Excerpts from Schneider 2014 on null hypothesis significance tests

This post presents selected excerpts from Jesper W. Schneider’s 2014 Scientometrics article, "Null hypothesis significance tests. A mix-up of two different theories: the basis for widespread confusion and numerous misinterpretations" [ungated version here]. For the following excerpts, most citations have been removed, and page numbers references to the article have not been included because my copy of the article lacked page numbers.

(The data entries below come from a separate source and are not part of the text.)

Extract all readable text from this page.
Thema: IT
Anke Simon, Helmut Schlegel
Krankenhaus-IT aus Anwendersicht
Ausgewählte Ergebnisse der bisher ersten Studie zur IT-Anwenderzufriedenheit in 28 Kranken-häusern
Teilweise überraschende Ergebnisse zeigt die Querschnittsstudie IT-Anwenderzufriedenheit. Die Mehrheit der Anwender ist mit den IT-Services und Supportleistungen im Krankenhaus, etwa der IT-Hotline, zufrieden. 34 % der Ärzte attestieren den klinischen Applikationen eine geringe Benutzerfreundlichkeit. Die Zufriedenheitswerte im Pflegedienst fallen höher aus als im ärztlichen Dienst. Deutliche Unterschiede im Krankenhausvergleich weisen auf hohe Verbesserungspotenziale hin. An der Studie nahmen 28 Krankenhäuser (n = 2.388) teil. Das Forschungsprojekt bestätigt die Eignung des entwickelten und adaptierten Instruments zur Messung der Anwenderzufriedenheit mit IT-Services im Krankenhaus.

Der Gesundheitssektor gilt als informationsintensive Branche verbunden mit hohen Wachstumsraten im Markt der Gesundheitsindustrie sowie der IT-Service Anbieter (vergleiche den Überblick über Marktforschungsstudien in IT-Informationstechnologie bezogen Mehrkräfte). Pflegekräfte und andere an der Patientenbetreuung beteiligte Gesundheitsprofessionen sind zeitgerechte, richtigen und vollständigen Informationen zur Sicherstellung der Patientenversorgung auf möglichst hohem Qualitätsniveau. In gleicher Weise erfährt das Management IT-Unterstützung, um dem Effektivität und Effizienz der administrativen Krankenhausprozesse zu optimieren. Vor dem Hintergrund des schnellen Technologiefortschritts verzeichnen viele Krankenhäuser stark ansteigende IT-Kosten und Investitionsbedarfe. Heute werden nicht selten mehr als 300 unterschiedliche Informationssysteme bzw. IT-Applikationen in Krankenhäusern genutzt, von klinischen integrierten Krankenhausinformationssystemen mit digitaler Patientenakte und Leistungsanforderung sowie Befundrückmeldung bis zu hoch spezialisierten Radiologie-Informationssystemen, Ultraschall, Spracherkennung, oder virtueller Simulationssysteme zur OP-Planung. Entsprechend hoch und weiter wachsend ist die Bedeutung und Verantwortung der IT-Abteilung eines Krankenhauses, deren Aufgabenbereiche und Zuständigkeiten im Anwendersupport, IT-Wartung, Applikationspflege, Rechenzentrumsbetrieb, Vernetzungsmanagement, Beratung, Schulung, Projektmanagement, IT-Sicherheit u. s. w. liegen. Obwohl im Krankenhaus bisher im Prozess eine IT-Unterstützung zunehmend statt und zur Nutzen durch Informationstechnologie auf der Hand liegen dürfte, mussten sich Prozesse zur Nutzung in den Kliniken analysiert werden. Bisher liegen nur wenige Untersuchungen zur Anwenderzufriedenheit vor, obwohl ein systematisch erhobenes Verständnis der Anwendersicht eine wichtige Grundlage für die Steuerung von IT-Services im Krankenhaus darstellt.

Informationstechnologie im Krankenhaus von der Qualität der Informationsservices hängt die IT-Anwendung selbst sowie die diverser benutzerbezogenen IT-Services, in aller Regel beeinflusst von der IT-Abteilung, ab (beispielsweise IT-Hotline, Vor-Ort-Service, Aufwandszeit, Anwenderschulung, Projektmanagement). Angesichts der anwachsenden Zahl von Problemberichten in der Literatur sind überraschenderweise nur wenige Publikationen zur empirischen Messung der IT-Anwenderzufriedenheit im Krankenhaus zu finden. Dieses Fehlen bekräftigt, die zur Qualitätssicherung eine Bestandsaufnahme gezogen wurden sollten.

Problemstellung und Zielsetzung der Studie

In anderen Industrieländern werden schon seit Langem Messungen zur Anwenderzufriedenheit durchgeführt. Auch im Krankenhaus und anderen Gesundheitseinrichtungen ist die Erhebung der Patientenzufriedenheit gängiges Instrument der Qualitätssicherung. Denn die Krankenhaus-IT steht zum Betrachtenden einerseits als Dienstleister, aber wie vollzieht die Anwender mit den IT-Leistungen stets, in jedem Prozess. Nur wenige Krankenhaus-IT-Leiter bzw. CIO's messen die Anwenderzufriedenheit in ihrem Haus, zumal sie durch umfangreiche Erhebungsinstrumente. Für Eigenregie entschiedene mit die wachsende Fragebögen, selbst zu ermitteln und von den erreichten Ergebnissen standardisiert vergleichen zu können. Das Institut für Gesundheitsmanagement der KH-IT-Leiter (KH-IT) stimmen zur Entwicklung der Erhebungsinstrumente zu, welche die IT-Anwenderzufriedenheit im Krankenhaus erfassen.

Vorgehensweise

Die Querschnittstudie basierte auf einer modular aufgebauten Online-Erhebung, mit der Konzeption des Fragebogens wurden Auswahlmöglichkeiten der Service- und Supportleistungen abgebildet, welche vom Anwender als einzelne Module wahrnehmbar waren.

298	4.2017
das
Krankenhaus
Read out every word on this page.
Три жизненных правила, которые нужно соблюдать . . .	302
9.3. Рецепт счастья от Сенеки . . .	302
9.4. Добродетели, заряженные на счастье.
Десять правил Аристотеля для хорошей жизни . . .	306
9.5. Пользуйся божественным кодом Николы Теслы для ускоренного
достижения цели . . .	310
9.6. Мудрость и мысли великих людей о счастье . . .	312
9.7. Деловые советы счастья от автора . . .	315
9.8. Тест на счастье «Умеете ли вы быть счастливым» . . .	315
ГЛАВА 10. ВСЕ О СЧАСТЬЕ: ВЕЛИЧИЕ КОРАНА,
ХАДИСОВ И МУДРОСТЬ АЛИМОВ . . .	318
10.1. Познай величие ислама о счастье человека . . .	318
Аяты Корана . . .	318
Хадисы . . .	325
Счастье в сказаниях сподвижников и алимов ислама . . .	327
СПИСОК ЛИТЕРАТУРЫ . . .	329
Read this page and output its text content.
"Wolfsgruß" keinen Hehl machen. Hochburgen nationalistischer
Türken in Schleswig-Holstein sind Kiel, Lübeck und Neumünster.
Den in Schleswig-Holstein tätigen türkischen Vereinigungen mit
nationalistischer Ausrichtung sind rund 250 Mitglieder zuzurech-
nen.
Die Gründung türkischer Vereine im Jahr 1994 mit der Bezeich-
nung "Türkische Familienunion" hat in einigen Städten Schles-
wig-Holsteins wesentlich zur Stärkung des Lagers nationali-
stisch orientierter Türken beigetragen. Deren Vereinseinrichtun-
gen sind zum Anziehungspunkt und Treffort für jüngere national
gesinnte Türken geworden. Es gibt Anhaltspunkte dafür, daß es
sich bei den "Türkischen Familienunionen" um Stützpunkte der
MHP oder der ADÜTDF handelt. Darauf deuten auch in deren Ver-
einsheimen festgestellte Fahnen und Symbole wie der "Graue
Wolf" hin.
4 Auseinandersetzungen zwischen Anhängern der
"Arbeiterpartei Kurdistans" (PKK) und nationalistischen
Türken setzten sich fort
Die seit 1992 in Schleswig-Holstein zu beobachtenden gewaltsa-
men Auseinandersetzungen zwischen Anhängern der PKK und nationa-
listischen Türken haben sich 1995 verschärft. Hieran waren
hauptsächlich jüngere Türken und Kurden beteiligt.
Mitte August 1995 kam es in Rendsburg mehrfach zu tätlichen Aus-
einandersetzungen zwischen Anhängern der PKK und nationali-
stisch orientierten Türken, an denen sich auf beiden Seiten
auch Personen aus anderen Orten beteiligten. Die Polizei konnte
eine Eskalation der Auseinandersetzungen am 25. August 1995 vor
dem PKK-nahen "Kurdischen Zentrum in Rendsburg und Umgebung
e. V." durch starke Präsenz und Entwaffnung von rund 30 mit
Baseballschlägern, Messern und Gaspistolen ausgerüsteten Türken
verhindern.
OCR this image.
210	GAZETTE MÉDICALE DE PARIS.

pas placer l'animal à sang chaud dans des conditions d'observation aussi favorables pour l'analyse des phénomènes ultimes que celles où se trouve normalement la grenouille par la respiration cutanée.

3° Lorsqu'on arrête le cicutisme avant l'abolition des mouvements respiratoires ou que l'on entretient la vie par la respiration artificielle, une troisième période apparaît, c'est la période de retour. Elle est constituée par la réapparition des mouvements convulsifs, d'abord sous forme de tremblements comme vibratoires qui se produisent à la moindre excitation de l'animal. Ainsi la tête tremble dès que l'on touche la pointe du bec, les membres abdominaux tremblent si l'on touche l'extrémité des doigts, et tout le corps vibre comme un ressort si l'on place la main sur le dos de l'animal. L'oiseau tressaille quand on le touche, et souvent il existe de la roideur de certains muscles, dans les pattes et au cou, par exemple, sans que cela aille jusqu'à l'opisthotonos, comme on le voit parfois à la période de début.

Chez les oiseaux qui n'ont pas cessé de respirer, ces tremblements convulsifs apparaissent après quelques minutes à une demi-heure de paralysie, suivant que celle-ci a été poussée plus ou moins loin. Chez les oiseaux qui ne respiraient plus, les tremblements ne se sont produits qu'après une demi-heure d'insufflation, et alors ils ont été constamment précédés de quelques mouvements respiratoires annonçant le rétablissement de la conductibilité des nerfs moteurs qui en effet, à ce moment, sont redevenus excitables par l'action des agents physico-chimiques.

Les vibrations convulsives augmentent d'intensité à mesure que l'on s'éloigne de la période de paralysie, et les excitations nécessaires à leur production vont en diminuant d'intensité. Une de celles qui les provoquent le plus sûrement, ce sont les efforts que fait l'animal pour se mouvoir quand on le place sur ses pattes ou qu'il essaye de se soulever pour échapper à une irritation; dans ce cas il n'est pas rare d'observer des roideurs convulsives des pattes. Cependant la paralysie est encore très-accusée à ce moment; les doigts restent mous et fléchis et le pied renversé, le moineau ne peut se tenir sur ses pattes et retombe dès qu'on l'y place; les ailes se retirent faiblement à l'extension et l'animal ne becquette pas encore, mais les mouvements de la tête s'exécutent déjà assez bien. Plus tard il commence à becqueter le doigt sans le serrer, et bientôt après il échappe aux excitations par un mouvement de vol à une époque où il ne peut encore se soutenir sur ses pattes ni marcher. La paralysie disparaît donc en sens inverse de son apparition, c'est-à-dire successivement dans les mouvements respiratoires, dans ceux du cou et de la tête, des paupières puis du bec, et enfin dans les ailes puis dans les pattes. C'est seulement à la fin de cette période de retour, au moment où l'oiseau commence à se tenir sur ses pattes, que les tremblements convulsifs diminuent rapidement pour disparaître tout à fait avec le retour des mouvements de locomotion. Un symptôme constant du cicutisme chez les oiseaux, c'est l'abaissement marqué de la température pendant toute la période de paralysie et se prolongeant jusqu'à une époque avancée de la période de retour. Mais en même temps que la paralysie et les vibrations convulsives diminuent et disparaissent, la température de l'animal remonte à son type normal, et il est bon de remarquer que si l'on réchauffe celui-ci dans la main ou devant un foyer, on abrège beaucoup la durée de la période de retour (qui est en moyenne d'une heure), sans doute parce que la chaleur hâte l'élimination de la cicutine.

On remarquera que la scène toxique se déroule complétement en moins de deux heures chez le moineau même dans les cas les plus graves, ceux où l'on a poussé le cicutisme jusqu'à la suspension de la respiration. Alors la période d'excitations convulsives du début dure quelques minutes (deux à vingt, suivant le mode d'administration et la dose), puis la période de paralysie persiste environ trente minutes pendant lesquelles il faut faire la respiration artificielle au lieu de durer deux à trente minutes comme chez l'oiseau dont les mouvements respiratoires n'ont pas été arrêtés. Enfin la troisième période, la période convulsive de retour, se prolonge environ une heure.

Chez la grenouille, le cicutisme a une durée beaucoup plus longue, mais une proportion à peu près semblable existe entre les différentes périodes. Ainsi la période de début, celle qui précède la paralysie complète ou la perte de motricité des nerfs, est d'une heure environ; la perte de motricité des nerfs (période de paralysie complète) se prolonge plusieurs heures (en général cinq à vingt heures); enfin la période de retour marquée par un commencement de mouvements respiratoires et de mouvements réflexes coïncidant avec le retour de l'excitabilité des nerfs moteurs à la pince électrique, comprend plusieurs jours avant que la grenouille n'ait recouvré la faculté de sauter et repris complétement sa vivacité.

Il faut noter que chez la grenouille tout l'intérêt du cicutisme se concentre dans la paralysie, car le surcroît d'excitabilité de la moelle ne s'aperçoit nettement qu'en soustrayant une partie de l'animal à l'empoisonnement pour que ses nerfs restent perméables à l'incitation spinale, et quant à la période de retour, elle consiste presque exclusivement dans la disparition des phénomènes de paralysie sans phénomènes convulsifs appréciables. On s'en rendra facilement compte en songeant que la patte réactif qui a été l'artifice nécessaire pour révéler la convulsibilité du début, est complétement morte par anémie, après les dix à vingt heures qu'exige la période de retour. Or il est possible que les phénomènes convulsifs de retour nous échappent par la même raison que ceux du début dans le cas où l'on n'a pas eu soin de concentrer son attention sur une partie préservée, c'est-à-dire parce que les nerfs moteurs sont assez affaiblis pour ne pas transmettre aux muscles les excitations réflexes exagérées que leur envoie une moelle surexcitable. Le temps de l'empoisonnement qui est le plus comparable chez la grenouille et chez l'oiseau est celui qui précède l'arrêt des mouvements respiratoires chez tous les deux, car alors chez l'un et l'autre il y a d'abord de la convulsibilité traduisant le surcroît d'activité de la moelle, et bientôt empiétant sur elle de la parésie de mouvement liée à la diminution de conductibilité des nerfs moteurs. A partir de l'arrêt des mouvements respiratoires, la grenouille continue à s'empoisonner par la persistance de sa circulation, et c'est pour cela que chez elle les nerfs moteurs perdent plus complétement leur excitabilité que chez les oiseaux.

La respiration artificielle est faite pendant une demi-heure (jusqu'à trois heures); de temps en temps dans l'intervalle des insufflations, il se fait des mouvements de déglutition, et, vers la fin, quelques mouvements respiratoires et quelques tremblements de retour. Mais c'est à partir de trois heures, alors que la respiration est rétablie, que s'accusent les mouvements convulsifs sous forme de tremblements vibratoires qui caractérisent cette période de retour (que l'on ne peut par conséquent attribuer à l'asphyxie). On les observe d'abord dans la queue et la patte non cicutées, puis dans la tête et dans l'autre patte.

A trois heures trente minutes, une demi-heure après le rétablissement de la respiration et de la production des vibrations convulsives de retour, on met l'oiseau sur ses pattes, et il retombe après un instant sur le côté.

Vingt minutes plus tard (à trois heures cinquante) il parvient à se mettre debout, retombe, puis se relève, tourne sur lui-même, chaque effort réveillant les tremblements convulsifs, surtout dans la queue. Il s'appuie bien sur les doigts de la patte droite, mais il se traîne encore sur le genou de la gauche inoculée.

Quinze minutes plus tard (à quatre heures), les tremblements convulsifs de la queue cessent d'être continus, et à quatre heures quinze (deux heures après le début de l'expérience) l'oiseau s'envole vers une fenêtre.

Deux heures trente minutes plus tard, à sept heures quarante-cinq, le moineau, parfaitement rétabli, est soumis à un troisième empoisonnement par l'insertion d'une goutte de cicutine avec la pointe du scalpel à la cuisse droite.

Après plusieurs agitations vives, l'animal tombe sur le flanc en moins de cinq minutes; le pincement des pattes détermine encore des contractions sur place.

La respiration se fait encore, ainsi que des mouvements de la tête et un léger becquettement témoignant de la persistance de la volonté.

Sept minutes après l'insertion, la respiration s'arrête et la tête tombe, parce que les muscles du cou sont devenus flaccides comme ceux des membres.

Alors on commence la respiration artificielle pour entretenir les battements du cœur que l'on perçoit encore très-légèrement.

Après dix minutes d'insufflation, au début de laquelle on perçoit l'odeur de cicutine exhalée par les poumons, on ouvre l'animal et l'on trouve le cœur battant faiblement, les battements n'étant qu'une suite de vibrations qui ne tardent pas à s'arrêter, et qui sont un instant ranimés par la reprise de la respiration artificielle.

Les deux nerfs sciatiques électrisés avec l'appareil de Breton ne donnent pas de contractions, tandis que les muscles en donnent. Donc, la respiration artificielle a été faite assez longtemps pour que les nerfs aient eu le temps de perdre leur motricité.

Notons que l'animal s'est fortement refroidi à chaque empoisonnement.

The first excerpt notes that the common procedure followed in most social science research is a mishmash of two separate procedures:

What is generally misunderstood is that what today is known, taught and practiced as NHST [null hypothesis significance testing] is actually an anonymous hybrid or mix-up of two divergent classical statistical theories, R. A. Fisher’s 'significance test' and Neyman's and Pearson's 'hypothesis test'. Even though NHST is presented somewhat differently in statistical textbooks, most of them do present p values, null hypotheses (H0), alternative hypotheses (HA), Type I (α) and II (β) error rates as well as statistical power, as if these concepts belong to one coherent theory of statistical inference, but this is not the case. Only null hypotheses and p values are present in Fisher's model. In Neyman–Pearson's model, p values are absent, but contrary to Fisher, two hypotheses are present, as well as Type I and II error rates and statistical power.

The next two excerpts contrast the two procedures:

In Fisher's view, the p value is an epistemic measure of evidence from a single experiment and not a long-run error probability, and he also stressed that 'significance' depends strongly on the context of the experiment and whether prior knowledge about the phenomenon under study is available. To Fisher, a 'significant' result provides evidence against H0, whereas a non-significant result simply suspends judgment—nothing can be said about H0.

They [Neyman and Pearson] specifically rejected Fisher’s quasi-Bayesian interpretation of the 'evidential' p value, stressing that if we want to use only objective probability, we cannot infer from a single experiment anything about the truth of a hypothesis.

The next excerpt reports evidence that p-values are overstated. I have retained the reference citations here:

Using both likelihood and Bayesian methods, more recent research have demonstrated that p values overstate the evidence against H0, especially in the interval between significance levels 0.01 and 0.05, and therefore can be highly misleading measures of evidence (e.g., Berger and Sellke 1987; Berger and Berry 1988; Goodman 1999a; Sellke et al. 2001; Hubbard and Lindsay 2008; Wetzels et al. 2011). What these studies show is that p values and true evidential measures only converge at very low p values. Goodman (1999a, p. 1008) suggests that only p values less than 0.001 represent strong to very strong evidence against H0.

This next excerpt emphasizes the difference between p and alpha:

Hubbard (2004) has referred to p < α as an 'alphabet soup', that blurs the distinctions between evidence (p) and error (α), but the distinction is crucial as it reveals the basic differences underlying Fisher’s ideas on 'significance testing' and 'inductive inference', and Neyman–Pearson views on 'hypothesis testing' and 'inductive behavior'.

The next excerpt contains a caution against use of p-values in observational research:

In reality therefore, inferences from observational studies are very often based on single non-replicable results which at the same time no doubt also contain other biases besides potential sampling bias. In this respect, frequentist analyses of observational data seems to depend on unlikely assumptions that too often turn out to be so wrong as to deliver unreliable inferences, and hairsplitting interpretations of p values becomes even more problematic.

The next excerpt cautions against incorrect interpretation of p-values:

Many regard p values as a statement about the probability of a null hypothesis being true or conversely, 1 − p as the probability of the alternative hypothesis being true. But a p value cannot be a statement about the probability of the truth or falsity of any hypothesis because the calculation of p is based on the assumption that the null hypothesis is true in the population.

The final excerpt is a hopeful note that the importance attached to p-values will wane:

Once researchers recognize that most of their research questions are really ones of parameter estimation, the appeal of NHST will wane. It is argued that researchers will find it much more important to report estimates of effect sizes with CIs [confidence intervals] and to discuss in greater detail the sampling process and perhaps even other possible biases such as measurement errors.

The Schneider article is worthwhile for background and information on p-values. I'd also recommend this article on p-value misconceptions.